Even in his place of privilege at the time, he was aware of the senselessness on the streets around him.
“You were definitely aware,” he said. “Back then, the big thing I remember was Cabrini-Green. Now they’ve mowed that down. But I don’t know if that solved anything.”
From the daily carnage in Chicago — including the mind-numbing shooting death of 6-month-old Watkins — to the mass shootings in Colorado and the Newtown massacre of 20 elementary school children and six adults, it was hard not to see the larger, national, human scope of a three-hour event in this small Arizona city.
“I think they should push the [minimum age] law [for buying a gun] to 31 and stop the [unregulated] gun shows,” Cubs second baseman Darwin Barney said. “I think they should get rid of assault weapons. Why would you need one? You don’t hunt with them.”
The gunman who killed Green’s daughter used a semiautomatic handgun with more than 30 rounds in the clip. He was stopped only when he dropped a second clip trying to reload. A semiautomatic rifle was used by the Newtown killer.
“I’m just not a gun guy; I never hunted as a kid or any of that stuff,” Dodgers manager Don Mattingly said. “I don’t see the need for assault rifles. It doesn’t make any sense to me for a guy to have an assault rifle in his house. I would definitely be against any kind of weapons that you’re able to fire off that many rounds at one time. That doesn’t make any sense. In the military maybe.”

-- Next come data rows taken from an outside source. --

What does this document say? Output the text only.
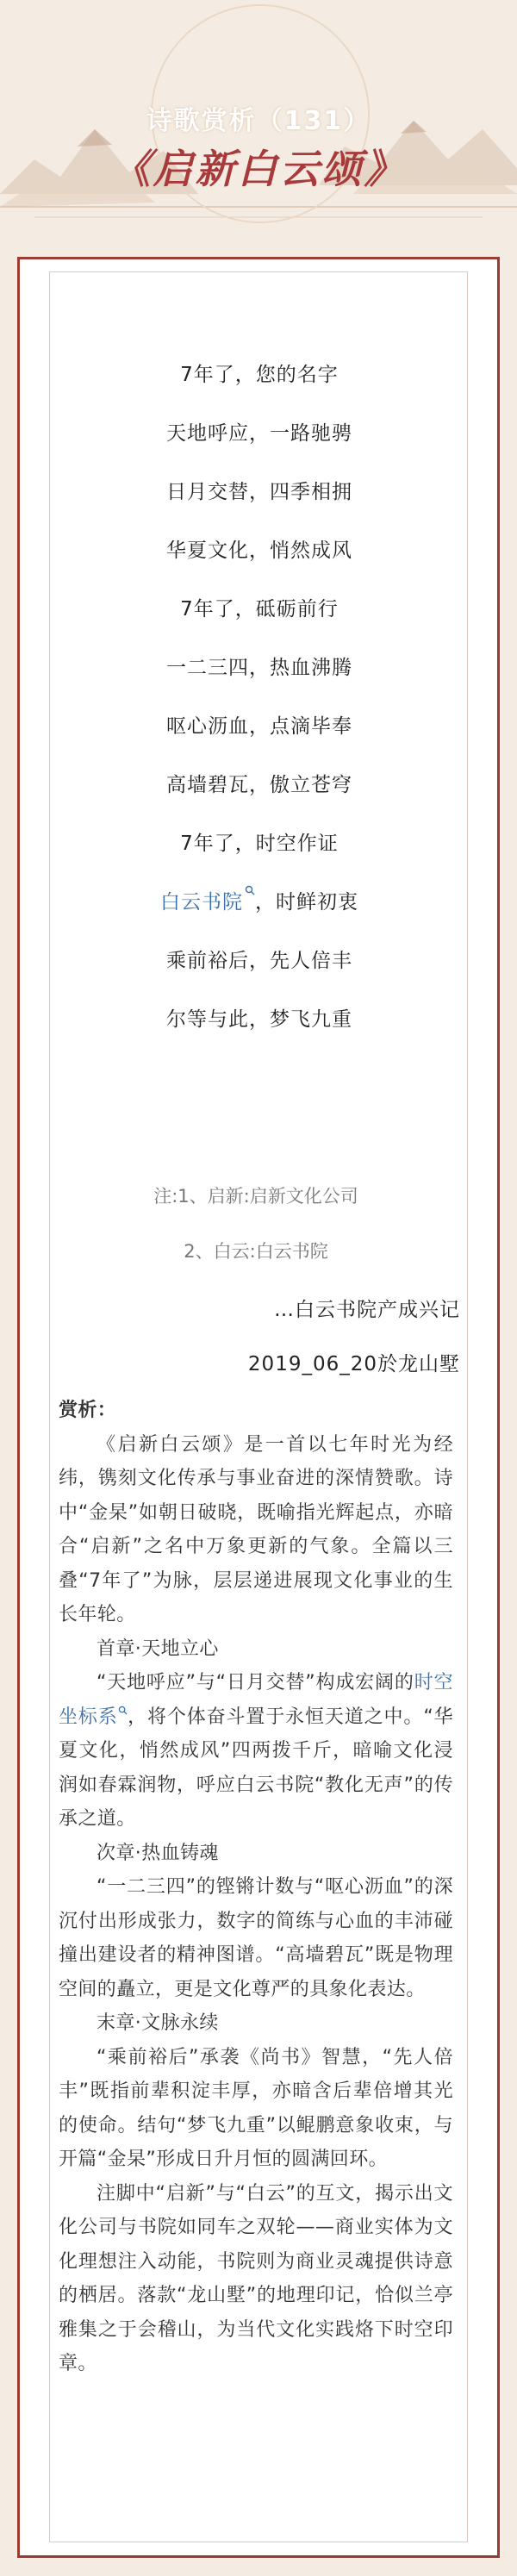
诗歌赏析（131）
《启新白云颂》
7年了，您的名字
天地呼应，一路驰骋
日月交替，四季相拥
华夏文化，悄然成风
7年了，砥砺前行
一二三四，热血沸腾
呕心沥血，点滴毕奉
高墙碧瓦，傲立苍穹
7年了，时空作证
白云书院 ，时鲜初衷
乘前裕后，先人倍丰
尔等与此，梦飞九重
…白云书院产成兴记
2019_06_20於龙山墅
注:1、启新:启新文化公司
2、白云:白云书院

赏析：

《启新白云颂》是一首以七年时光为经纬，镌刻文化传承与事业奋进的深情赞歌。诗中“金杲”如朝日破晓，既喻指光辉起点，亦暗合“启新”之名中万象更新的气象。全篇以三叠“7年了”为脉，层层递进展现文化事业的生长年轮。

首章·天地立心

“天地呼应”与“日月交替”构成宏阔的时空坐标系 ，将个体奋斗置于永恒天道之中。“华夏文化，悄然成风”四两拨千斤，暗喻文化浸润如春霖润物，呼应白云书院“教化无声”的传承之道。

次章·热血铸魂

“一二三四”的铿锵计数与“呕心沥血”的深沉付出形成张力，数字的简练与心血的丰沛碰撞出建设者的精神图谱。“高墙碧瓦”既是物理空间的矗立，更是文化尊严的具象化表达。

末章·文脉永续

“乘前裕后”承袭《尚书》智慧，“先人倍丰”既指前辈积淀丰厚，亦暗含后辈倍增其光的使命。结句“梦飞九重”以鲲鹏意象收束，与开篇“金杲”形成日升月恒的圆满回环。

注脚中“启新”与“白云”的互文，揭示出文化公司与书院如同车之双轮——商业实体为文化理想注入动能，书院则为商业灵魂提供诗意的栖居。落款“龙山墅”的地理印记，恰似兰亭雅集之于会稽山，为当代文化实践烙下时空印章。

Cubs manager Dale Sveum, a longtime acquaintance of Green who embraced Thursday’s event, declined to comment on the gun-control issue. He’s an avid hunter, who, coincidentally, was grazed with birdshot in a hunting accident during the offseason.

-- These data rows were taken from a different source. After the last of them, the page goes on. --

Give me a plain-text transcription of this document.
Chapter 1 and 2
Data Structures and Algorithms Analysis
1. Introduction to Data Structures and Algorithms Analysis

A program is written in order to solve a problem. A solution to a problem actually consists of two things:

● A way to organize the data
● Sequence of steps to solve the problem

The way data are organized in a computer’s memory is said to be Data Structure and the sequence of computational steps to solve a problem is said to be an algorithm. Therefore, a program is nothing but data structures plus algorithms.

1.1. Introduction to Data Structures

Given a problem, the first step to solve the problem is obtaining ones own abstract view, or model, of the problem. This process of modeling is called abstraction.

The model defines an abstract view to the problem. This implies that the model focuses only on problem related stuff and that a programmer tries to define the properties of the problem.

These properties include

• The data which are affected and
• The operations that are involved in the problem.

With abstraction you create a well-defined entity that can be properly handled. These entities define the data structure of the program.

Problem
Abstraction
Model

For Green, it’s not about eliminating guns from America, and he’s not naïve enough to think any laws are going to prevent all these shootings.
It’s about nothing more than caring enough to try.
“So we can look at ourselves in the mirror,” he said, “and say, ‘You know what: There’s flaws in our politicians, there’s flaws in our policies, but we know that we’re trying to do our best.’
“We just can’t sit back and not try to do better.”